Homogenous environments tend to not be as creative as diverse ones, but many companies struggle to hire and retain diverse employees. If you are having trouble finding a diverse workforce, you can reach out to diverse professional organizations for resumes, collect referrals from existing employees, partner with schools, or advertise in diverse media.
A study about the high attrition rates of women and people of color in the tech industry found that these groups experienced a high amount of unfairness in the workplace. According to the research that was published in USA Today, eight out of 10 employees left their jobs because of bullying and unfair lack of promotions. To combat diversity attrition, make sure that your workplace is free of discrimination, and make efforts to mentor your staff and promote diversity to leadership positions.
- Give meaningful work.
Employees crave work that is meaningful. Millennials especially want to feel as if their contributions to a company have a purpose. They are more motivated by that than money, and employers who want to keep them should keep that in mind.

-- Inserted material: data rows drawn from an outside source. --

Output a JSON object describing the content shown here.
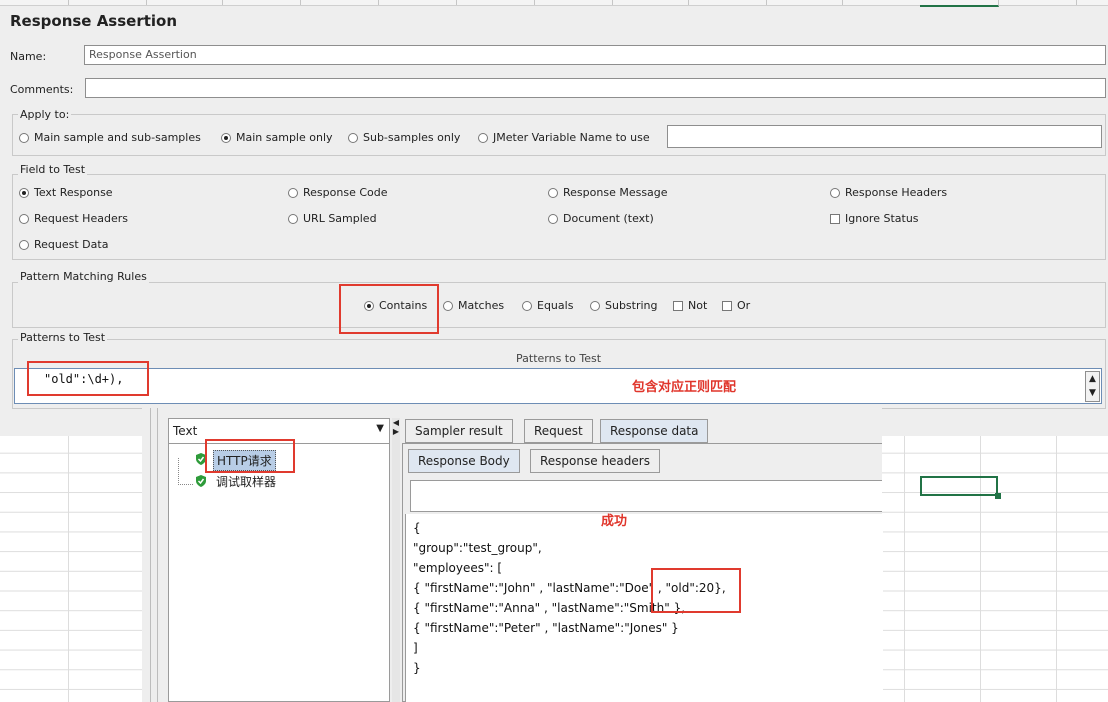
{
  "window_title": "Response Assertion",
  "name_field": {
    "label": "Name:",
    "value": "Response Assertion"
  },
  "comments_field": {
    "label": "Comments:",
    "value": ""
  },
  "apply_to": {
    "legend": "Apply to:",
    "options": [
      "Main sample and sub-samples",
      "Main sample only",
      "Sub-samples only",
      "JMeter Variable Name to use"
    ],
    "selected": "Main sample only",
    "variable_value": ""
  },
  "field_to_test": {
    "legend": "Field to Test",
    "options": [
      "Text Response",
      "Response Code",
      "Response Message",
      "Response Headers",
      "Request Headers",
      "URL Sampled",
      "Document (text)",
      "Request Data"
    ],
    "ignore_status_label": "Ignore Status",
    "selected": "Text Response"
  },
  "pattern_rules": {
    "legend": "Pattern Matching Rules",
    "options": [
      "Contains",
      "Matches",
      "Equals",
      "Substring"
    ],
    "checkboxes": [
      "Not",
      "Or"
    ],
    "selected": "Contains"
  },
  "patterns": {
    "legend": "Patterns to Test",
    "header": "Patterns to Test",
    "value": "\"old\":\\d+),",
    "annotation": "包含对应正则匹配"
  },
  "results_tree": {
    "renderer": "Text",
    "nodes": [
      "HTTP请求",
      "调试取样器"
    ],
    "tabs": [
      "Sampler result",
      "Request",
      "Response data"
    ],
    "subtabs": [
      "Response Body",
      "Response headers"
    ],
    "annotation": "成功",
    "body_lines": [
      "{",
      "\"group\":\"test_group\",",
      "\"employees\": [",
      "{ \"firstName\":\"John\" , \"lastName\":\"Doe\" , \"old\":20},",
      "{ \"firstName\":\"Anna\" , \"lastName\":\"Smith\" },",
      "{ \"firstName\":\"Peter\" , \"lastName\":\"Jones\" }",
      "]",
      "}"
    ]
  },
  "colors": {
    "annotation_red": "#e0352b",
    "excel_green": "#217346",
    "selection_blue": "#b8cde6"
  }
}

“The most important things for employers to do, especially for younger employees and lawyers, is to give opportunity,” DeVoto told Employment Crossing. “Opportunity creates an incentive for employees to showcase their talents and to get credit for a job well-done. Regardless of how much you pay someone, they will eventually become miserable in their job if opportunities for growth and personal satisfaction are missing.”
- Allow employees to have work-life balance.
The days of spending early mornings and late nights at the office, only to do it again the next day, and then the next, are over. According to The Intelligence Group 88% of millennials value work-life balance. Employers who refuse to accept this fact risk losing the millennial demographic, which reportedly will make up 75% of the workforce by 2025.
- Hire an employment agency to help with your search.
Finding the right people is one of the tallest hurdles toward retaining your workforce. Writing comprehensive job listings, weeding through resumes, and interviewing strangers is a daunting task. For some employers, it makes more sense to hire a third-party to help with hiring than to do it themselves. These employment agencies usually charge when a hire is made, and considering the cost of a new hire and turnaround, it’s a worthy investment.
The biggest expense to most organizations are its employees, and the cost of onboarding adds even more to that. To avoid attrition, take care in finding the best people based on their personalities, and not necessarily what their resumes state. Additionally, appreciate your employees and give them quality work, fair compensation, and excellent benefits; and you will see a workforce that is excited to stay and grow with you.
"Retaining the best and brightest is what ultimately matters," author Lynn Taylor told Business Insider. "The most innovative and successful companies today have figured that out. They've taken retention efforts to an advanced level."